Лев сжимает губы и опускает взгляд. Затем поднимается, обходит стол, встает прямо передо мной. Длинными пальцами медленно поднимает футболку, обнажая живот. Кожа, которую я вижу, покрыта россыпью шрамов и сморщенными кружками ожогов, видимо, оставленных сигаретами. Слева еще один ожог – большой участок изуродованной кожи. Мне хочется коснуться этих шрамов, убедиться в их реальности. Мне дурно, я теряю дар речи. И он пережил это в детстве!
Пытаюсь скрыть облегчение, когда Лев опускает футболку.
– Каким ребенком ты был? – спрашиваю слабым голосом.
– Склонным к вспышкам гнева, порой депрессивным, – отвечает он, возвращаясь на свое место. – Меня мучили приступы ярости, но я никогда не причинял боль другим. Зато часто причинял боль себе.
– Как ты думаешь, привело ли пережитое к тому, что ты отчаянно жаждал одобрения, любви и поклонения от других?
– Да, – Лев наклоняется вперед, положив руки на стол, – потому и основал культ.
Пораженно моргнув, бросаю взгляд на диктофон: записалось?
– Ты…
– Заканчиваю твою скучную вереницу вопросов наиболее убогим выводом. – В его глазах на секунду мелькает презрение. – Пережитое тобой определяет тебя, Ло?
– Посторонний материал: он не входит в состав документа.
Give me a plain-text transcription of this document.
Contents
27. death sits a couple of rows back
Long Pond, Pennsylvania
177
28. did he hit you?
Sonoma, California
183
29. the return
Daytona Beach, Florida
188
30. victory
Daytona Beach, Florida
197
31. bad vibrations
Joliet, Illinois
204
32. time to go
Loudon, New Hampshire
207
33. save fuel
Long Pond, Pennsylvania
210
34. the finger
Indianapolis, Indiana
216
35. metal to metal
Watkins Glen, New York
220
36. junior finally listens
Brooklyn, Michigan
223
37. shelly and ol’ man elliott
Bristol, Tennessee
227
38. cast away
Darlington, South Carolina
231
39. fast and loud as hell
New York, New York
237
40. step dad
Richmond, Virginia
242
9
Или другие люди определяют, кто ты есть, по тому, что ты пережила?
– Речь не обо мне.
– Твой шрам рассказывает твою историю, хочешь ты того или нет.
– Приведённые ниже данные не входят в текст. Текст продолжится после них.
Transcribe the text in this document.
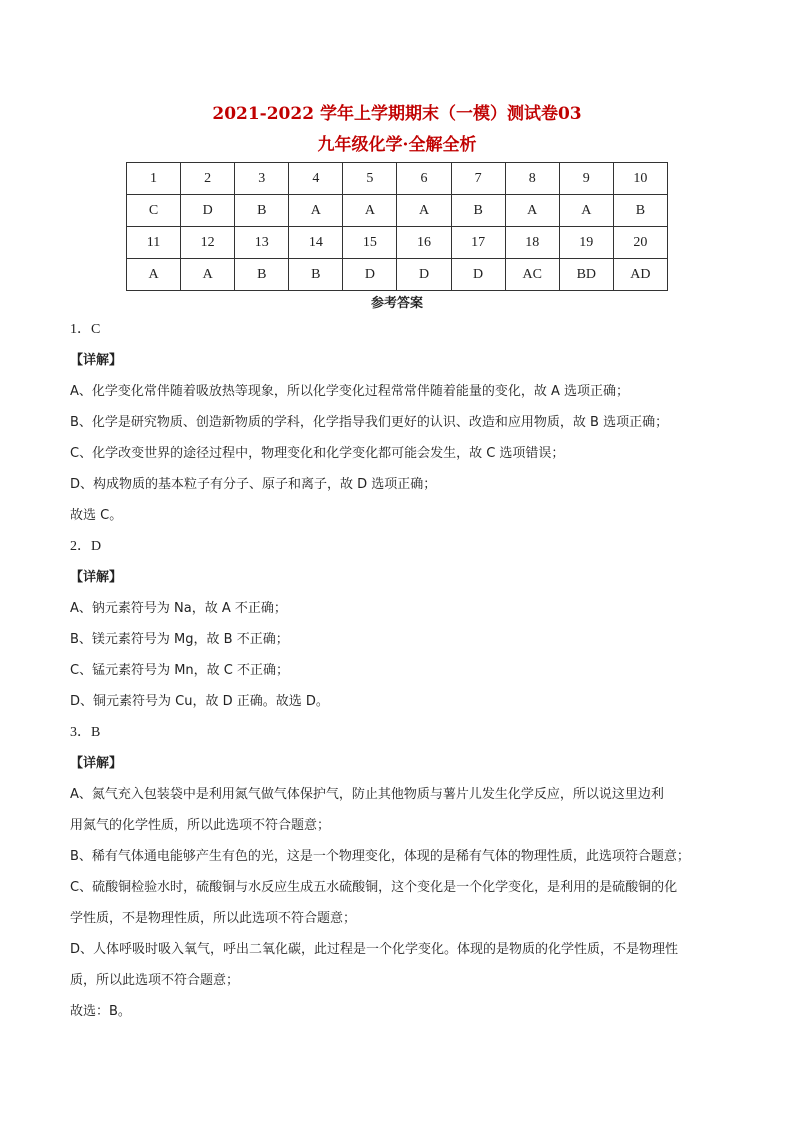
2021-2022 学年上学期期末（一模）测试卷03
九年级化学·全解全析
1	2	3	4	5	6	7	8	9	10
C	D	B	A	A	A	B	A	A	B
11	12	13	14	15	16	17	18	19	20
A	A	B	B	D	D	D	AC	BD	AD
参考答案
1．C
【详解】
A、化学变化常伴随着吸放热等现象，所以化学变化过程常常伴随着能量的变化，故 A 选项正确；
B、化学是研究物质、创造新物质的学科，化学指导我们更好的认识、改造和应用物质，故 B 选项正确；
C、化学改变世界的途径过程中，物理变化和化学变化都可能会发生，故 C 选项错误；
D、构成物质的基本粒子有分子、原子和离子，故 D 选项正确；
故选 C。
2．D
【详解】
A、钠元素符号为 Na，故 A 不正确；
B、镁元素符号为 Mg，故 B 不正确；
C、锰元素符号为 Mn，故 C 不正确；
D、铜元素符号为 Cu，故 D 正确。故选 D。
3．B
【详解】
A、氮气充入包装袋中是利用氮气做气体保护气，防止其他物质与薯片儿发生化学反应，所以说这里边利
用氮气的化学性质，所以此选项不符合题意；
B、稀有气体通电能够产生有色的光，这是一个物理变化，体现的是稀有气体的物理性质，此选项符合题意；
C、硫酸铜检验水时，硫酸铜与水反应生成五水硫酸铜，这个变化是一个化学变化，是利用的是硫酸铜的化
学性质，不是物理性质，所以此选项不符合题意；
D、人体呼吸时吸入氧气，呼出二氧化碳，此过程是一个化学变化。体现的是物质的化学性质，不是物理性
质，所以此选项不符合题意；
故选：B。
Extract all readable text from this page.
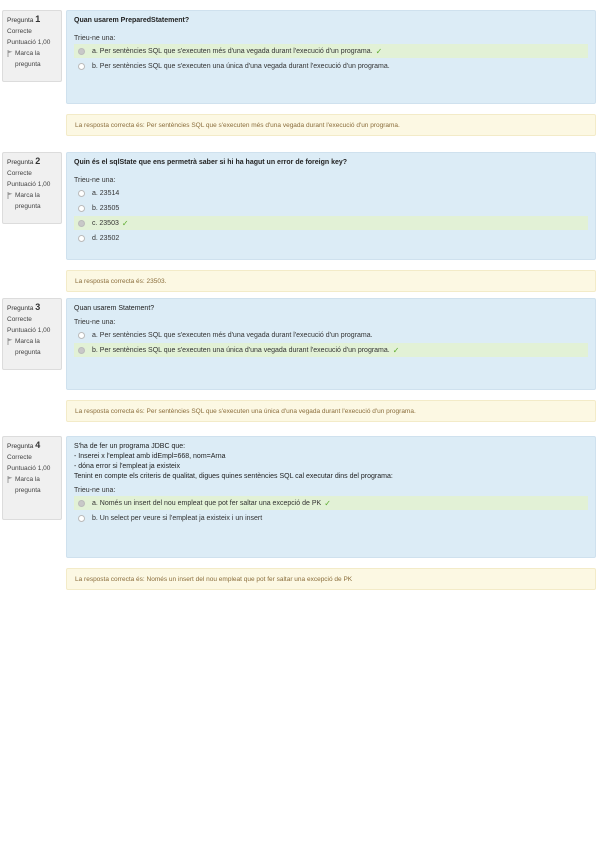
Pregunta 1
Correcte
Puntuació 1,00
Marca la pregunta
Quan usarem PreparedStatement?
Trieu-ne una:
a. Per sentències SQL que s'executen més d'una vegada durant l'execució d'un programa. ✓
b. Per sentències SQL que s'executen una única d'una vegada durant l'execució d'un programa.
La resposta correcta és: Per sentències SQL que s'executen més d'una vegada durant l'execució d'un programa.
Pregunta 2
Correcte
Puntuació 1,00
Marca la pregunta
Quin és el sqlState que ens permetrà saber si hi ha hagut un error de foreign key?
Trieu-ne una:
a. 23514
b. 23505
c. 23503 ✓
d. 23502
La resposta correcta és: 23503.
Pregunta 3
Correcte
Puntuació 1,00
Marca la pregunta
Quan usarem Statement?
Trieu-ne una:
a. Per sentències SQL que s'executen més d'una vegada durant l'execució d'un programa.
b. Per sentències SQL que s'executen una única d'una vegada durant l'execució d'un programa. ✓
La resposta correcta és: Per sentències SQL que s'executen una única d'una vegada durant l'execució d'un programa.
Pregunta 4
Correcte
Puntuació 1,00
Marca la pregunta
S'ha de fer un programa JDBC que:
- Inserei x l'empleat amb idEmpl=668, nom=Arna
- dóna error si l'empleat ja existeix
Tenint en compte els criteris de qualitat, digues quines sentències SQL cal executar dins del programa:
Trieu-ne una:
a. Només un insert del nou empleat que pot fer saltar una excepció de PK ✓
b. Un select per veure si l'empleat ja existeix i un insert
La resposta correcta és: Només un insert del nou empleat que pot fer saltar una excepció de PK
Невольно вскидываю руку к лицу и тут же этого стыжусь.
Лев допивает кофе, встает, относит пустую кружку в мойку и разворачивается ко мне.
– Пережитое тобой определяет тебя, Ло? – повторяет он свой вопрос.
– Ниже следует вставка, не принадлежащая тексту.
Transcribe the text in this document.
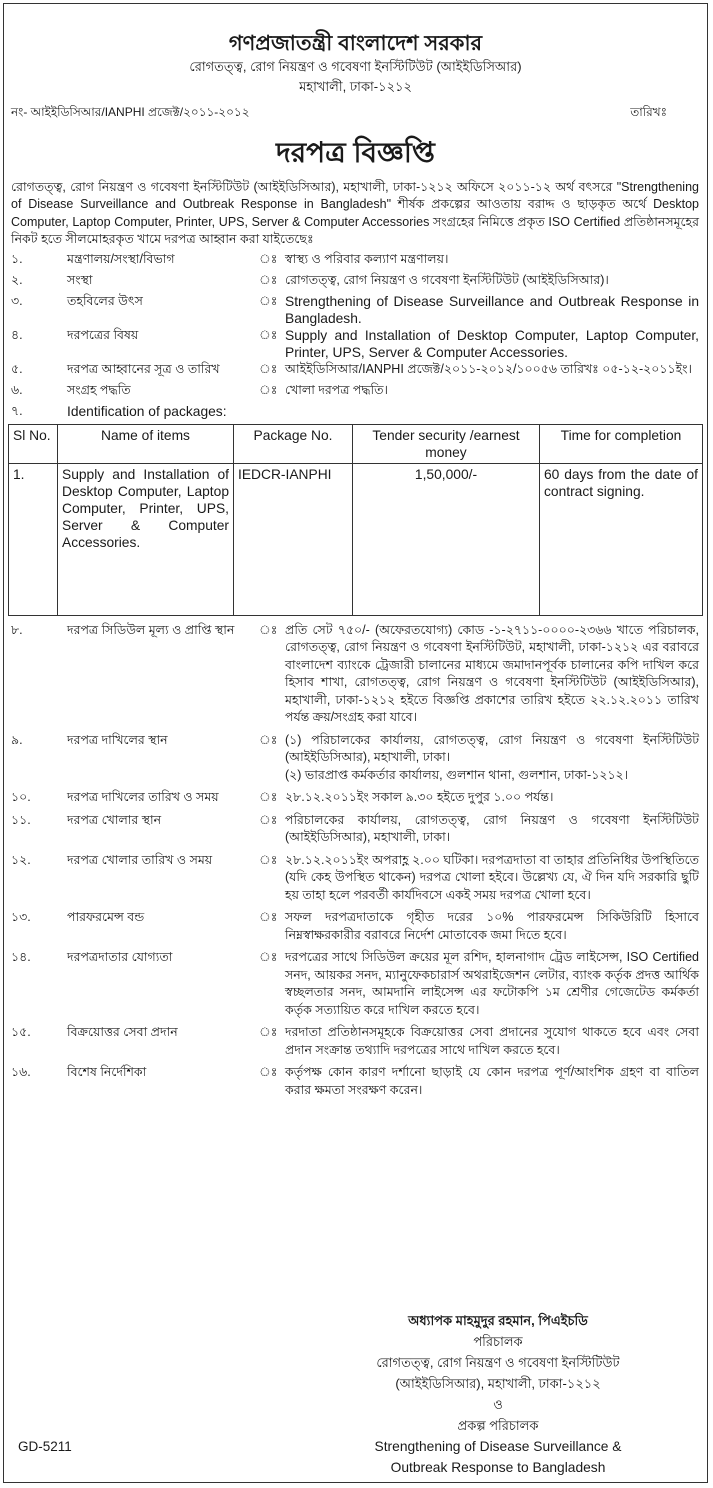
গণপ্রজাতন্ত্রী বাংলাদেশ সরকার
রোগতত্ত্ব, রোগ নিয়ন্ত্রণ ও গবেষণা ইনস্টিটিউট (আইইডিসিআর)
মহাখালী, ঢাকা-১২১২
নং- আইইডিসিআর/IANPHI প্রজেক্ট/২০১১-২০১২	তারিখঃ
দরপত্র বিজ্ঞপ্তি
রোগতত্ত্ব, রোগ নিয়ন্ত্রণ ও গবেষণা ইনস্টিটিউট (আইইডিসিআর), মহাখালী, ঢাকা-১২১২ অফিসে ২০১১-১২ অর্থ বৎসরে "Strengthening of Disease Surveillance and Outbreak Response in Bangladesh" শীর্ষক প্রকল্পের আওতায় বরাদ্দ ও ছাড়কৃত অর্থে Desktop Computer, Laptop Computer, Printer, UPS, Server & Computer Accessories সংগ্রহের নিমিত্তে প্রকৃত ISO Certified প্রতিষ্ঠানসমূহের নিকট হতে সীলমোহরকৃত খামে দরপত্র আহ্বান করা যাইতেছেঃ
১.	মন্ত্রণালয়/সংস্থা/বিভাগ	ঃ স্বাস্থ্য ও পরিবার কল্যাণ মন্ত্রণালয়।
২.	সংস্থা	ঃ রোগতত্ত্ব, রোগ নিয়ন্ত্রণ ও গবেষণা ইনস্টিটিউট (আইইডিসিআর)।
৩.	তহবিলের উৎস	ঃ Strengthening of Disease Surveillance and Outbreak Response in Bangladesh.
৪.	দরপত্রের বিষয়	ঃ Supply and Installation of Desktop Computer, Laptop Computer, Printer, UPS, Server & Computer Accessories.
৫.	দরপত্র আহ্বানের সূত্র ও তারিখ	ঃ আইইডিসিআর/IANPHI প্রজেক্ট/২০১১-২০১২/১০০৫৬ তারিখঃ ০৫-১২-২০১১ইং।
৬.	সংগ্রহ পদ্ধতি	ঃ খোলা দরপত্র পদ্ধতি।
৭.	Identification of packages:
Sl No.	Name of items	Package No.	Tender security /earnest money	Time for completion
1.	Supply and Installation of Desktop Computer, Laptop Computer, Printer, UPS, Server & Computer Accessories.	IEDCR-IANPHI	1,50,000/-	60 days from the date of contract signing.
৮.	দরপত্র সিডিউল মূল্য ও প্রাপ্তি স্থান	ঃ প্রতি সেট ৭৫০/- (অফেরতযোগ্য) কোড -১-২৭১১-০০০০-২৩৬৬ খাতে পরিচালক, রোগতত্ত্ব, রোগ নিয়ন্ত্রণ ও গবেষণা ইনস্টিটিউট, মহাখালী, ঢাকা-১২১২ এর বরাবরে বাংলাদেশ ব্যাংকে ট্রেজারী চালানের মাধ্যমে জমাদানপূর্বক চালানের কপি দাখিল করে হিসাব শাখা, রোগতত্ত্ব, রোগ নিয়ন্ত্রণ ও গবেষণা ইনস্টিটিউট (আইইডিসিআর), মহাখালী, ঢাকা-১২১২ হইতে বিজ্ঞপ্তি প্রকাশের তারিখ হইতে ২২.১২.২০১১ তারিখ পর্যন্ত ক্রয়/সংগ্রহ করা যাবে।
৯.	দরপত্র দাখিলের স্থান	ঃ (১) পরিচালকের কার্যালয়, রোগতত্ত্ব, রোগ নিয়ন্ত্রণ ও গবেষণা ইনস্টিটিউট (আইইডিসিআর), মহাখালী, ঢাকা।
(২) ভারপ্রাপ্ত কর্মকর্তার কার্যালয়, গুলশান থানা, গুলশান, ঢাকা-১২১২।
১০.	দরপত্র দাখিলের তারিখ ও সময়	ঃ ২৮.১২.২০১১ইং সকাল ৯.৩০ হইতে দুপুর ১.০০ পর্যন্ত।
১১.	দরপত্র খোলার স্থান	ঃ পরিচালকের কার্যালয়, রোগতত্ত্ব, রোগ নিয়ন্ত্রণ ও গবেষণা ইনস্টিটিউট (আইইডিসিআর), মহাখালী, ঢাকা।
১২.	দরপত্র খোলার তারিখ ও সময়	ঃ ২৮.১২.২০১১ইং অপরাহ্ণ ২.০০ ঘটিকা। দরপত্রদাতা বা তাহার প্রতিনিধির উপস্থিতিতে (যদি কেহ উপস্থিত থাকেন) দরপত্র খোলা হইবে। উল্লেখ্য যে, ঐ দিন যদি সরকারি ছুটি হয় তাহা হলে পরবর্তী কার্যদিবসে একই সময় দরপত্র খোলা হবে।
১৩.	পারফরমেন্স বন্ড	ঃ সফল দরপত্রদাতাকে গৃহীত দরের ১০% পারফরমেন্স সিকিউরিটি হিসাবে নিম্নস্বাক্ষরকারীর বরাবরে নির্দেশ মোতাবেক জমা দিতে হবে।
১৪.	দরপত্রদাতার যোগ্যতা	ঃ দরপত্রের সাথে সিডিউল ক্রয়ের মূল রশিদ, হালনাগাদ ট্রেড লাইসেন্স, ISO Certified সনদ, আয়কর সনদ, ম্যানুফেকচারার্স অথরাইজেশন লেটার, ব্যাংক কর্তৃক প্রদত্ত আর্থিক স্বচ্ছলতার সনদ, আমদানি লাইসেন্স এর ফটোকপি ১ম শ্রেণীর গেজেটেড কর্মকর্তা কর্তৃক সত্যায়িত করে দাখিল করতে হবে।
১৫.	বিক্রয়োত্তর সেবা প্রদান	ঃ দরদাতা প্রতিষ্ঠানসমূহকে বিক্রয়োত্তর সেবা প্রদানের সুযোগ থাকতে হবে এবং সেবা প্রদান সংক্রান্ত তথ্যাদি দরপত্রের সাথে দাখিল করতে হবে।
১৬.	বিশেষ নির্দেশিকা	ঃ কর্তৃপক্ষ কোন কারণ দর্শানো ছাড়াই যে কোন দরপত্র পূর্ণ/আংশিক গ্রহণ বা বাতিল করার ক্ষমতা সংরক্ষণ করেন।
অধ্যাপক মাহমুদুর রহমান, পিএইচডি
পরিচালক
রোগতত্ত্ব, রোগ নিয়ন্ত্রণ ও গবেষণা ইনস্টিটিউট
(আইইডিসিআর), মহাখালী, ঢাকা-১২১২
ও
প্রকল্প পরিচালক
Strengthening of Disease Surveillance &
Outbreak Response to Bangladesh
GD-5211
Медля с ответом, смотрю в записи. Пытаюсь понять, как вернуть интервью в нужное мне русло, а не в нужное Льву.
– Не ты берешь у меня интервью, – замечаю второй раз за наш разговор.
– Тогда, может, мы просто пообщаемся? Если хочешь написать берущий за душу очерк, то должна вложить в него часть своей души.
– Спасибо, но нет, – ровным голосом отрезаю я.
– Почему? Как много ты делаешь, говоришь или хочешь под влиянием пережитого? – Лев подходит ко мне, поднимает пальцем мой подбородок и разворачивает лицо шрамом к свету. – И насколько пережитое влияет на то, что ты делаешь и говоришь, независимо от того, чего ты по-настоящему хочешь?
Я сглатываю, и он наверняка ощущает движение моего горла.
– Я делаю и говорю все, что хочу.
Лев опускает руку.
– Ты не водишь машину.
– Я умею водить.
– Но не водишь. Кейси заметила одну интересную вещь.
– Какую?
– Ты почти никогда не смотришь на дорогу. Смотришь на руки или следишь за поездкой по приложению в телефоне, лишь время от времени бросая взгляды в окно, и то, если найдешь в себе для этого силы.
Лев ищет подтверждение сказанному на моем лице, и я уверена, оно выдает мои чувства. Мне это ненавистно, но он абсолютно прав.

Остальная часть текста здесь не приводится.